834.21EG EntsendegesetzLaw1 janv. 2008

(EG Entsendegesetz) Vom 26.06.2003 (Stand 01.01.2008)

Art. 1 Tripartite Kommission

  1. Der Regierungsrat wählt die neun Mitglieder der tripartiten Kommission gemäss Art. 360b OR.
  2. Das Präsidium der tripartiten Kommission übernimmt eine Vertreterin oder ein Vertreter des Kantons.
  3. Die zuständige Direktion erlässt ein Reglement, das die Kontrollziele, die Organisation und die Kompetenzen der tripartiten Kommission festhält sowie die Entschädigung der Sozialpartner und der Organe, die mit der Kontrolle des Entsendegesetzes betraut sind, regelt.

Art. 2 Weitere Aufgaben

  1. Die tripartite Kommission ist gleichzeitig das Einigungsamt gemäss Art. 30, 31 und 33–35 des Fabrikgesetzes.
  2. Der tripartiten Kommission können weitere Aufgaben übertragen werden.

Art. 3 Sekretariat

  1. Das Amt für Wirtschaft und Arbeit führt das Sekretariat der tripartiten Kommission.

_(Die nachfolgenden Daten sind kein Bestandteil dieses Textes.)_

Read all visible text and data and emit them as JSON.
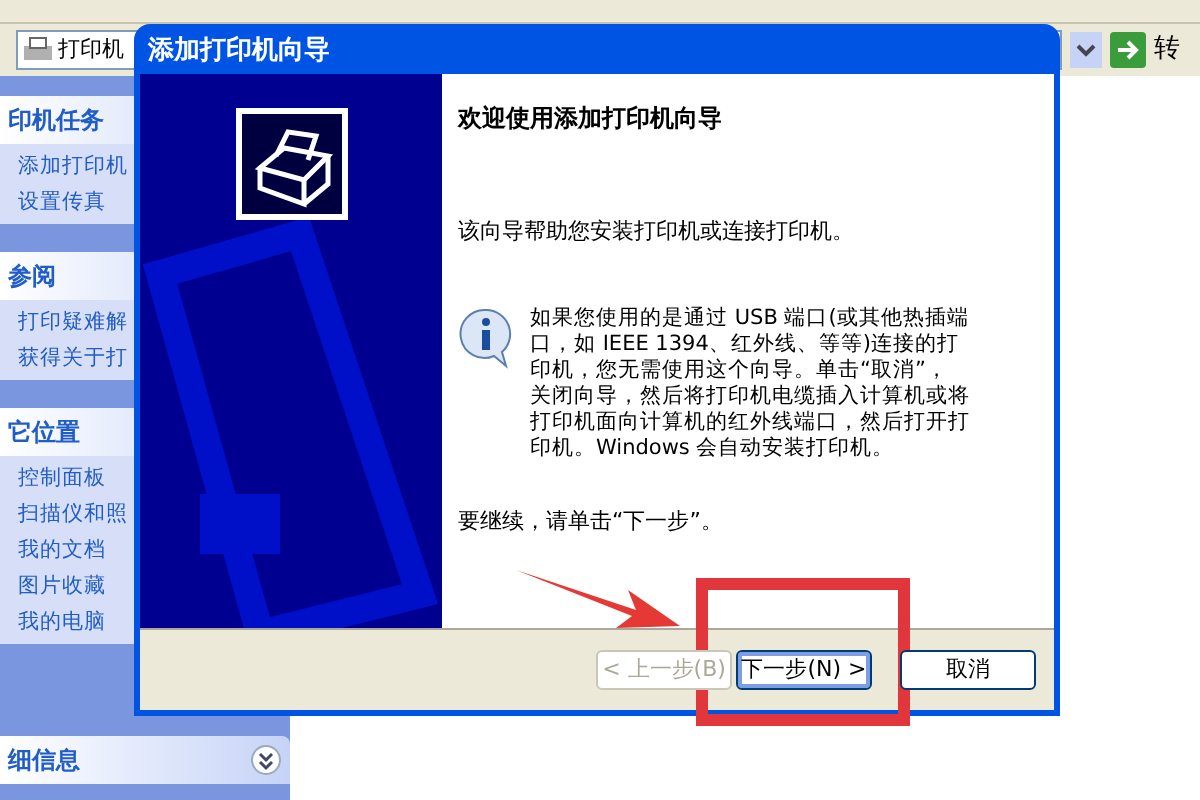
{
  "explorer": {
    "address": "打印机",
    "go_label": "转",
    "sidebar": [
      {
        "title": "印机任务",
        "items": [
          "添加打印机",
          "设置传真"
        ]
      },
      {
        "title": "参阅",
        "items": [
          "打印疑难解",
          "获得关于打"
        ]
      },
      {
        "title": "它位置",
        "items": [
          "控制面板",
          "扫描仪和照",
          "我的文档",
          "图片收藏",
          "我的电脑"
        ]
      },
      {
        "title": "细信息"
      }
    ]
  },
  "dialog": {
    "title": "添加打印机向导",
    "heading": "欢迎使用添加打印机向导",
    "intro": "该向导帮助您安装打印机或连接打印机。",
    "info_lines": [
      "如果您使用的是通过 USB 端口(或其他热插端",
      "口，如 IEEE 1394、红外线、等等)连接的打",
      "印机，您无需使用这个向导。单击“取消”，",
      "关闭向导，然后将打印机电缆插入计算机或将",
      "打印机面向计算机的红外线端口，然后打开打",
      "印机。Windows 会自动安装打印机。"
    ],
    "continue": "要继续，请单击“下一步”。",
    "buttons": [
      {
        "label": "< 上一步(B)",
        "disabled": true,
        "focused": false
      },
      {
        "label": "下一步(N) >",
        "disabled": false,
        "focused": true
      },
      {
        "label": "取消",
        "disabled": false,
        "focused": false
      }
    ]
  }
}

Art. 4 Kontroll- und Sanktionsbehörde

  1. Das Amt für Wirtschaft und Arbeit ist die Behörde im Sinn von Art. 7 Abs. 1 Bst. d und Art. 9 Abs. 2 des Entsendegesetzes.

Art. 5 Beizug von Fachleuten

  1. Die tripartite Kommission und das Amt für Wirtschaft und Arbeit können Fachleute beiziehen.

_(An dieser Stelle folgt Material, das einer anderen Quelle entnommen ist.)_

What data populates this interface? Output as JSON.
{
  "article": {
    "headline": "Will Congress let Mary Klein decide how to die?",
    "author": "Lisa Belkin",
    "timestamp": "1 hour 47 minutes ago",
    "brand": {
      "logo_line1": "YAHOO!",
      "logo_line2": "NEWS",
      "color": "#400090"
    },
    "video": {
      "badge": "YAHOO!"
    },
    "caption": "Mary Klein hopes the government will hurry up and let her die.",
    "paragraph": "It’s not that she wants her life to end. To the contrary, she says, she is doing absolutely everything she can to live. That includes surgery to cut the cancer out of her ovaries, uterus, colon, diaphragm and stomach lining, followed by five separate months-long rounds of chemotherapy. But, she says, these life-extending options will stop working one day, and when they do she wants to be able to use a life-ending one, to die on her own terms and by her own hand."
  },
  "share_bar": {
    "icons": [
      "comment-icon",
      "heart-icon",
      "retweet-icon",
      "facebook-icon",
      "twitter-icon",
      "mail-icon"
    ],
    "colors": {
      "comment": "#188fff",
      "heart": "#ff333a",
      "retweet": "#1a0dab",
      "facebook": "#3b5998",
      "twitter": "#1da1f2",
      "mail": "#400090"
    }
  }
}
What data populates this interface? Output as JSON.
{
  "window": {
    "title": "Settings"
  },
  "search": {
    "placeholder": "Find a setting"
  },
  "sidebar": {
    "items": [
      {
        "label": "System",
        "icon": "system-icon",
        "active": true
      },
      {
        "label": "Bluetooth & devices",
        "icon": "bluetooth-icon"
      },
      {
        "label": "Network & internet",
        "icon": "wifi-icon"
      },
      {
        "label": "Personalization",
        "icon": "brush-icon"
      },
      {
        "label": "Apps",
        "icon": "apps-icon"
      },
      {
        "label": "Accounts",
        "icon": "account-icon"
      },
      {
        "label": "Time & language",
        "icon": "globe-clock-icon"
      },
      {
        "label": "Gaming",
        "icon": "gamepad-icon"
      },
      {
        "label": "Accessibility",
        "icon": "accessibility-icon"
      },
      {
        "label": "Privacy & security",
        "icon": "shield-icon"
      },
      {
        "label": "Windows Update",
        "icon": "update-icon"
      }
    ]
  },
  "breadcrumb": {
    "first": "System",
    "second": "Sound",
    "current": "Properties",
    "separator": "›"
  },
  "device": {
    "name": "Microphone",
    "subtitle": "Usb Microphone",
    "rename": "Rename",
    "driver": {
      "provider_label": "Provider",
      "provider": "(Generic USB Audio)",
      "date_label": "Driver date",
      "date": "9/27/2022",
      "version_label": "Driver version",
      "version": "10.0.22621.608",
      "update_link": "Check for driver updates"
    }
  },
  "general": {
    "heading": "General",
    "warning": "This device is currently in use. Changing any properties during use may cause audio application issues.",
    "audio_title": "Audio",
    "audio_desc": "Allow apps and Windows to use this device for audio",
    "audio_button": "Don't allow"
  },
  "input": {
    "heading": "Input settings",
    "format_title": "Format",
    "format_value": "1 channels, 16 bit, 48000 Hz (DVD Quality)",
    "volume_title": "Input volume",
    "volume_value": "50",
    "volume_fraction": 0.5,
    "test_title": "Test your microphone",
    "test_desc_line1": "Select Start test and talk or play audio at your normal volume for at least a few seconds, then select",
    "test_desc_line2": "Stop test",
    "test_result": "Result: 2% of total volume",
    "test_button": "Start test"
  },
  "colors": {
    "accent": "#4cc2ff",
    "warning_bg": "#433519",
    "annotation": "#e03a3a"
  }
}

Art. 6 Auskunft und Einsichtnahme

  1. Um die ihnen übertragenen Aufgaben wahrzunehmen, haben die tripartite Kommission und die beigezogenen Fachleute in den Betrieben das Recht auf Auskunft und Einsichtnahme in alle Dokumente, die für die Durchführung der Untersuchung notwendig sind.
  2. Im Streitfall entscheidet das Verwaltungsgericht.

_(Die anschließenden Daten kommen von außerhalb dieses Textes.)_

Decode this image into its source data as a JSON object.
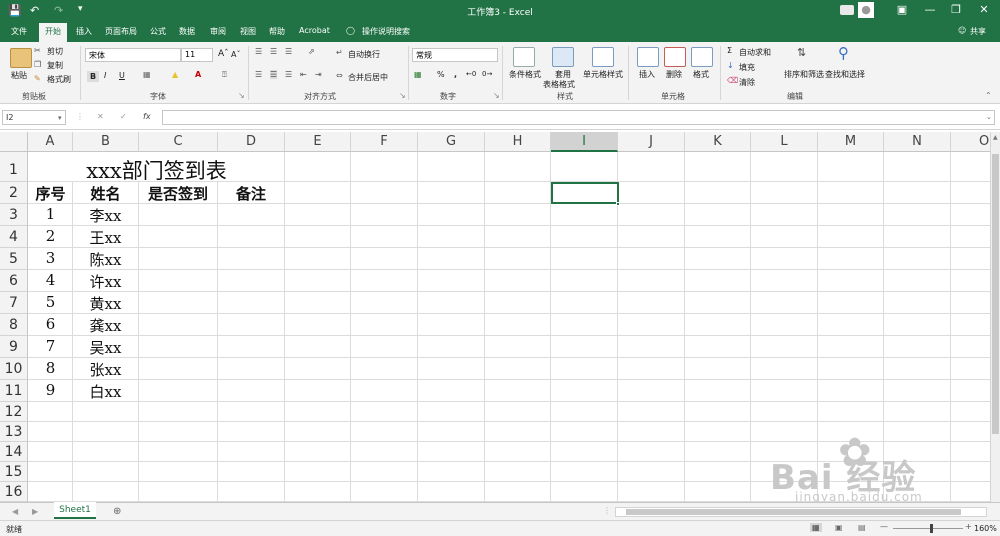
{
  "titlebar": {
    "title": "工作簿3 - Excel"
  },
  "tabs": [
    {
      "label": "文件"
    },
    {
      "label": "开始"
    },
    {
      "label": "插入"
    },
    {
      "label": "页面布局"
    },
    {
      "label": "公式"
    },
    {
      "label": "数据"
    },
    {
      "label": "审阅"
    },
    {
      "label": "视图"
    },
    {
      "label": "帮助"
    },
    {
      "label": "Acrobat"
    },
    {
      "label": "操作说明搜索"
    }
  ],
  "share_label": "共享",
  "ribbon": {
    "paste": "粘贴",
    "cut": "剪切",
    "copy": "复制",
    "format_painter": "格式刷",
    "font_name": "宋体",
    "font_size": "11",
    "wrap_text": "自动换行",
    "merge_center": "合并后居中",
    "number_format": "常规",
    "cond_format": "条件格式",
    "table_format_1": "套用",
    "table_format_2": "表格格式",
    "cell_style": "单元格样式",
    "insert": "插入",
    "delete": "删除",
    "format": "格式",
    "autosum": "自动求和",
    "fill": "填充",
    "clear": "清除",
    "sort_filter": "排序和筛选",
    "find_select": "查找和选择",
    "groups": {
      "clipboard": "剪贴板",
      "font": "字体",
      "alignment": "对齐方式",
      "number": "数字",
      "styles": "样式",
      "cells": "单元格",
      "editing": "编辑"
    }
  },
  "formula": {
    "name_box": "I2",
    "fx": "fx"
  },
  "columns": [
    "A",
    "B",
    "C",
    "D",
    "E",
    "F",
    "G",
    "H",
    "I",
    "J",
    "K",
    "L",
    "M",
    "N",
    "O"
  ],
  "rows": [
    "1",
    "2",
    "3",
    "4",
    "5",
    "6",
    "7",
    "8",
    "9",
    "10",
    "11",
    "12",
    "13",
    "14",
    "15",
    "16"
  ],
  "sheet": {
    "title": "xxx部门签到表",
    "headers": [
      "序号",
      "姓名",
      "是否签到",
      "备注"
    ],
    "records": [
      {
        "no": "1",
        "name": "李xx"
      },
      {
        "no": "2",
        "name": "王xx"
      },
      {
        "no": "3",
        "name": "陈xx"
      },
      {
        "no": "4",
        "name": "许xx"
      },
      {
        "no": "5",
        "name": "黄xx"
      },
      {
        "no": "6",
        "name": "龚xx"
      },
      {
        "no": "7",
        "name": "吴xx"
      },
      {
        "no": "8",
        "name": "张xx"
      },
      {
        "no": "9",
        "name": "白xx"
      }
    ]
  },
  "sheet_tab": "Sheet1",
  "status": {
    "ready": "就绪",
    "zoom": "160%"
  },
  "watermark": {
    "brand": "Bai  经验",
    "url": "jingyan.baidu.com"
  },
  "colors": {
    "accent": "#217346",
    "ribbon_bg": "#f3f3f3"
  }
}
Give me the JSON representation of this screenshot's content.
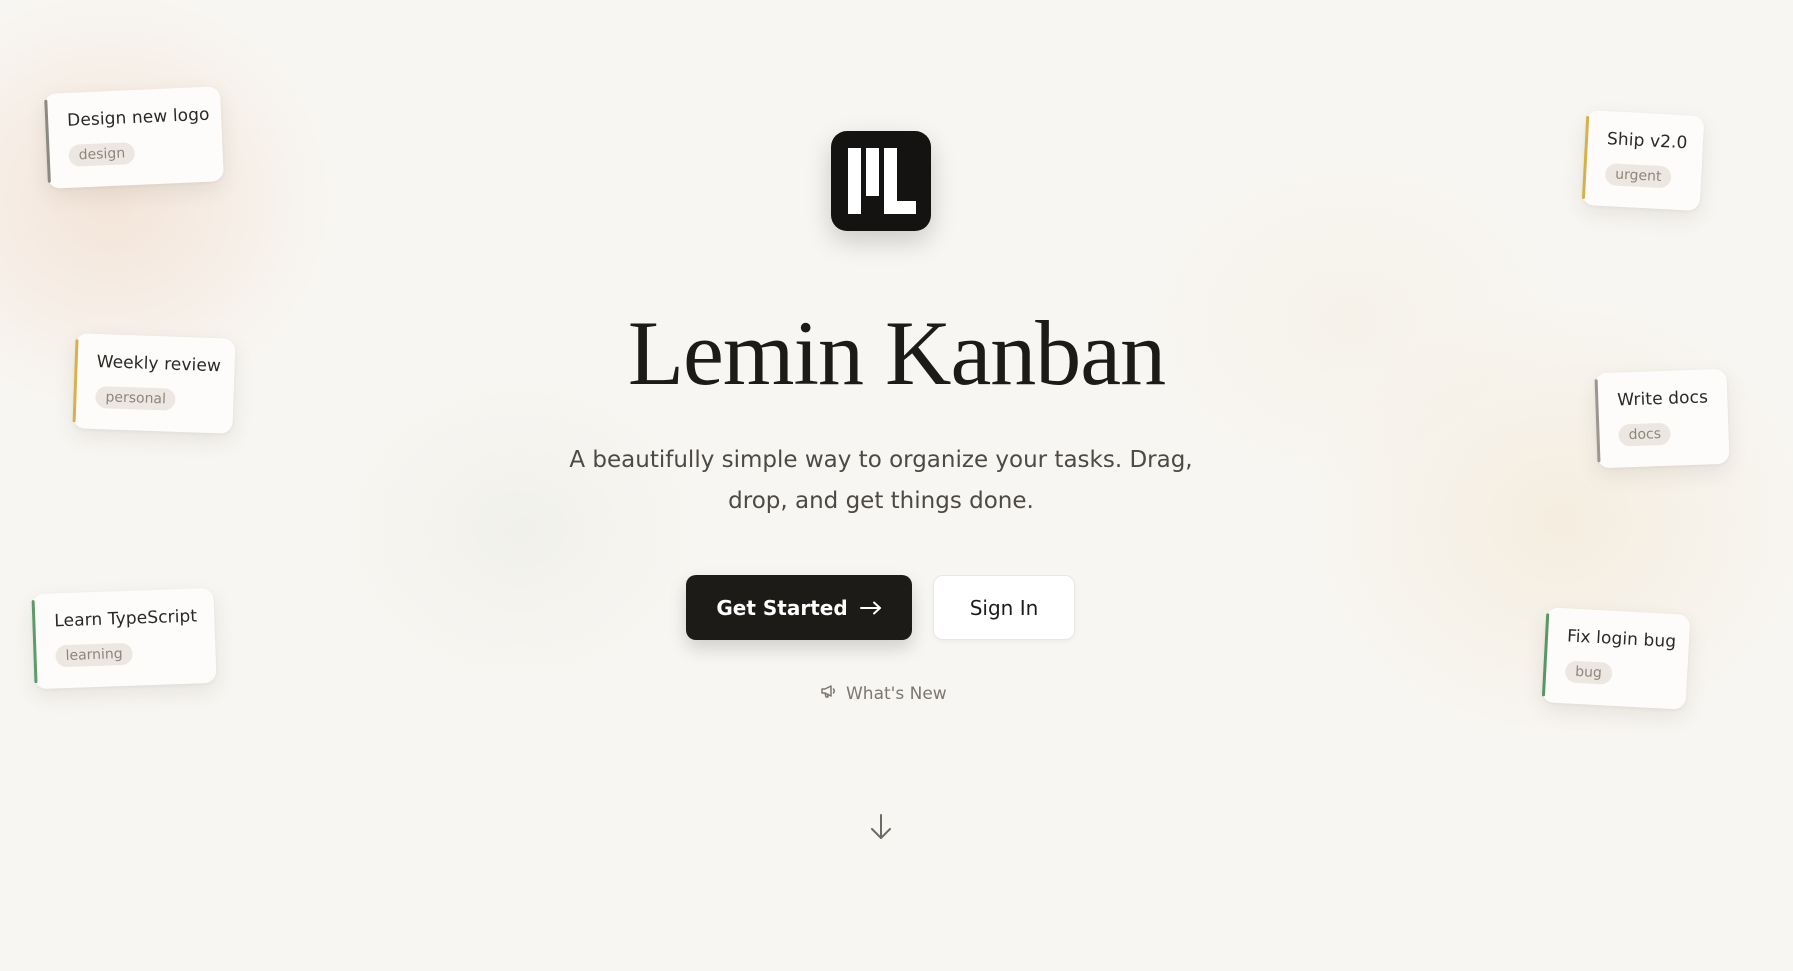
{
  "app": {
    "title": "Lemin Kanban",
    "subtitle": "A beautifully simple way to organize your tasks. Drag, drop, and get things done.",
    "logo_icon": "lemin-logo-icon"
  },
  "actions": {
    "get_started_label": "Get Started",
    "get_started_icon": "arrow-right-icon",
    "sign_in_label": "Sign In",
    "whats_new_label": "What's New",
    "whats_new_icon": "megaphone-icon",
    "scroll_icon": "arrow-down-icon"
  },
  "floating_cards": [
    {
      "title": "Design new logo",
      "tag": "design",
      "accent": "#8c8882"
    },
    {
      "title": "Weekly review",
      "tag": "personal",
      "accent": "#d6b14c"
    },
    {
      "title": "Learn TypeScript",
      "tag": "learning",
      "accent": "#5e9a6a"
    },
    {
      "title": "Ship v2.0",
      "tag": "urgent",
      "accent": "#d4b24a"
    },
    {
      "title": "Write docs",
      "tag": "docs",
      "accent": "#9a9690"
    },
    {
      "title": "Fix login bug",
      "tag": "bug",
      "accent": "#5a9566"
    }
  ],
  "colors": {
    "background": "#f8f6f2",
    "primary_button": "#1d1b18",
    "text": "#1c1b18"
  }
}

Art. 7 Amtsgeheimnis und Datenbekanntgabe

  1. Die Mitglieder der tripartiten Kommission und die beigezogenen Fachleute unterstehen dem Amtsgeheimnis; sie sind insbesondere über betriebliche und private Angelegenheiten, die ihnen in dieser Eigenschaft zur Kenntnisgelangen, zur Verschwiegenheit gegenüber Drittpersonen verpflichtet.
  2. Die Organe nach diesem Gesetz sowie die Steuerverwaltung, das Amt für Migration, die Polizei, Sozialversicherungsträger und sich mit der Sozialhilfe befassende Stellen können untereinander sowie mit den entsprechenden Stellen anderer Kantone und des Bundes Informationen austauschen, wenn sie über konkrete Hinweise verfügen, dass gegen kantonale oder bundesrechtliche Bestimmungen verstossen wird, die im Zusammenhang mit dem Vollzug dieses Gesetzes stehen.

Art. 8 Finanzierung der paritätischen Kommissionen

  1. Die zuständige Direktion legt Höhe und Modalitäten der Entschädigung der Mehrkosten fest, die den paritätischen Kommissionen durch den Vollzug des Entsendegesetzes im Vergleich zum üblichen Vollzug der Gesamtarbeitsverträge entstehen.

Art. 9 Änderung bisherigen Rechts

Art. 10 Inkrafttreten

  1. Dieses Gesetz untersteht dem fakultativen Referendum gemäss § 34 der Kantonsverfassung. Es tritt gleichzeitig mit dem Bundesgesetz über die minimalen Arbeits- und Lohnbedingungen für in die Schweiz entsandte Arbeitnehmerinnen und Arbeitnehmer und flankierende Massnahmen am Tage nach der Publikation im Amtsblatt in Kraft.
  2. Paragraph 9 tritt rückwirkend auf den 1. Juni 2002 in Kraft.